Thursday, May 6, 2010

May and Remembrance

This is the month when northeastern Ohio turns brilliant green. It's a beautiful time of year, especially when we've had one of those really bad winters with too much snow and too much grayness.

Here in Kent it's also a time when we remember the tragedy that hit this place in 1970. There was all this beauty in the town and on the campus: the flowering crab apple trees lining my street in full bloom, lilac bushes sending out that sweet scent of spring, golden dandelions sprinkled through the new grass. And then there was gunfire on the campus and four young lives were snuffed out and nine other students were wounded, their lives changed drastically. It was a terrible time for the university and the community, which divided us all for years. The university's response was craven: there was no expression of outrage that these students were shot on their own campus, rather a rush to "put this behind us and move on.". The community's response was outrageous: "they should have shot more of them,they brought it on themselves."

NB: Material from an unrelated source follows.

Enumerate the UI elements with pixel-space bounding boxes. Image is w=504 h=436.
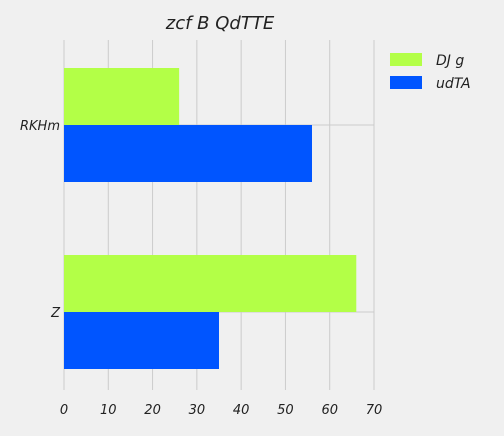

I don't want to over simplify the complexity of the events that led up to the shootings, but I found the response to the deaths of those children hard to deal with in the months and years that followed.

This year we observed the 40th anniversary of what happened on that beautiful spring day. The ground on which the confrontation took place between unarmed students and the armed National Guard (most of whom were the same ages ad the students) has now been designated a National Historic Site. The living parents of the four dead students attended and spoke about their struggle to heal. Several of the wounded students spoke, as did a number of national figures I didn't go up to the Commons for the ceremony because I don't think I could do that much walking yet, and I have been to many of them over the past 40 years. Joan Baez, Judy Collins, Crosby, Stills, Nash and Young, Peter, Paul and May, Jane Fonda (in her post-Barbarella and pre-Feel the Burn incarnation) are only a few of the celebrities who have appeared over the years on the Commons to help us observe this event.

It is always a sad occasion in the midst of the blooming of the green, green spring. I was asked recently what I think we have learned from this. My answer was, "Nothing, apparently."